How does the apartment purchase process work?
Buying property is a major step, and many people save for a long time to afford the down payment. But what happens after you've saved enough?
Credit Assessment and Finding Your Dream Property
The first step is to get a credit assessment from your bank to confirm your borrowing capacity. Once this has been confirmed, it's time to find your dream property. This process can take varying amounts of time, but it's important to choose carefully and find a property with most of the features you're looking for. Most people have clear ideas about what kind of apartment they want and what requirements it needs to meet, but it's good to keep in mind that you might not find a property that fulfills all your wishes. When buying your first property, you often need to prioritize features and choose the one that checks most boxes if you can't find a property at the right price that meets all criteria.
Making an Offer
Once you've found the property, a process begins that the real estate agent will guide you through. With the agent's assistance, the buyer makes a formal offer on the property, which includes all information about financing and other buyer requirements. Here you include the amount you're willing to pay, how the purchase will be structured (i.e., how large the down payment is and how much you plan to borrow). The offer also specifies how payments to the seller will be made. Typically, payments are divided between signing the purchase agreement, taking possession of the property, and the final payment is usually made when signing the deed. You can also include various conditions, such as passing the credit assessment and a property inspection. It's important to include all necessary conditions since an accepted offer is binding. You cannot withdraw or cancel an accepted offer unless conditions that were included are not met.
Negotiations and Offer Acceptance
Sometimes multiple people bid on the same property, and the real estate agent must carefully balance the interests of all parties. The agent cannot disclose the amount of other offers during the process, which can make it difficult to know how much to bid. It's important never to offer more than you're willing and able to pay. The seller may not immediately accept your offer, though this sometimes happens. Often, the seller rejects the offer but makes a counteroffer, which the buyer can choose to accept. If the buyer doesn't accept the counteroffer, they can either withdraw from the purchase or make another counteroffer. When buyer and seller agree on price and terms, the accepted offer is signed and witnessed.
Taking Out a Loan and Registration
After completing this process with the real estate agent, the buyer applies for the agreed-upon loan. This is done by opening the credit assessment that has already been completed. If the credit assessment process hasn't begun at this point, it can be done simultaneously with the loan application. With an approved credit assessment and an offer that reflects it, the loan process should generally be straightforward and quick.

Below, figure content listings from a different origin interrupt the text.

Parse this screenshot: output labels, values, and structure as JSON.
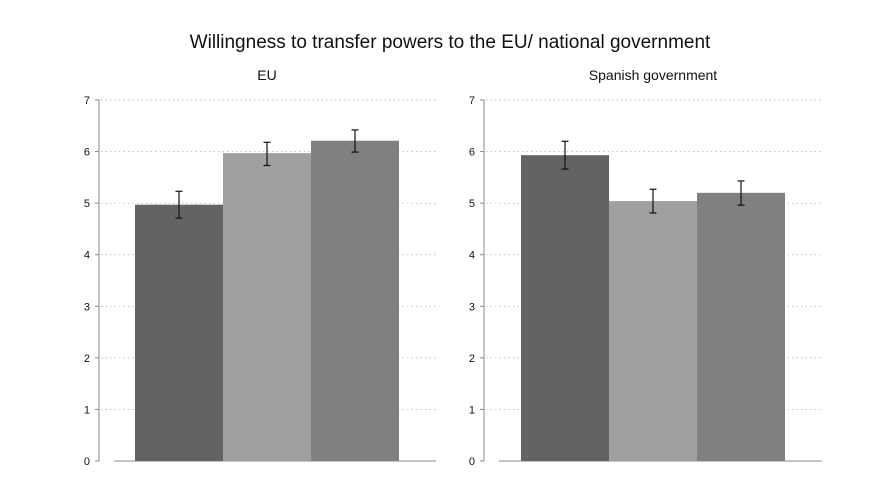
{
  "figure": {
    "title": "Willingness to transfer powers to the EU/ national government"
  },
  "colors": {
    "background": "#ffffff",
    "axis": "#888888",
    "grid": "#bbbbbb",
    "errorbar": "#111111",
    "text": "#111111",
    "bars": [
      "#636363",
      "#a0a0a0",
      "#808080"
    ]
  },
  "chart_data": [
    {
      "type": "bar",
      "title": "EU",
      "xlabel": "",
      "ylabel": "",
      "ylim": [
        0,
        7
      ],
      "yticks": [
        0,
        1,
        2,
        3,
        4,
        5,
        6,
        7
      ],
      "grid": true,
      "bars": [
        {
          "value": 4.97,
          "ci_low": 4.71,
          "ci_high": 5.23
        },
        {
          "value": 5.97,
          "ci_low": 5.73,
          "ci_high": 6.18
        },
        {
          "value": 6.21,
          "ci_low": 5.99,
          "ci_high": 6.42
        }
      ]
    },
    {
      "type": "bar",
      "title": "Spanish government",
      "xlabel": "",
      "ylabel": "",
      "ylim": [
        0,
        7
      ],
      "yticks": [
        0,
        1,
        2,
        3,
        4,
        5,
        6,
        7
      ],
      "grid": true,
      "bars": [
        {
          "value": 5.93,
          "ci_low": 5.66,
          "ci_high": 6.2
        },
        {
          "value": 5.04,
          "ci_low": 4.81,
          "ci_high": 5.27
        },
        {
          "value": 5.2,
          "ci_low": 4.96,
          "ci_high": 5.43
        }
      ]
    }
  ]
}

Once the loan is approved, the buyer receives documents to sign, and after signing, these are sent to the real estate agent. The loan documents are then signed at the purchase agreement meeting, and a document is prepared specifying how the bank loan should be disbursed. The real estate agent then registers the purchase agreement and loan documents, and when they're ready, returns them to the bank so the loan can be paid out.
During registration, stamp duty must also be paid. These are fees imposed by the government on documents registered for property purchases. When a purchase agreement or deed is registered, the property transfer itself is taxed with these fees. Usually, the purchase agreement is registered first, but sometimes the deed. The stamp duty amount for individuals is 0.8% of the property's assessed value, but for first-time homebuyers, a 50% discount is given, making the fee only 0.4%.
Payment and Deed Transfer
The payment from buyer to seller is typically made in three parts: one portion when signing the purchase agreement, another when taking possession of the property, and the final payment when the deed is signed. The deed is a document that officially transfers ownership from seller to buyer and is usually signed several months after the purchase agreement when all parties have fulfilled their obligations. As mentioned above, it's good to have the final payment take place at the deed signing in case any hidden defects appear in the property or if the seller has not fully met their obligations. It's important to set aside the amount needed for the deed payment so the buyer can make the final payment.
Once the deed has been registered, you become the registered property owner.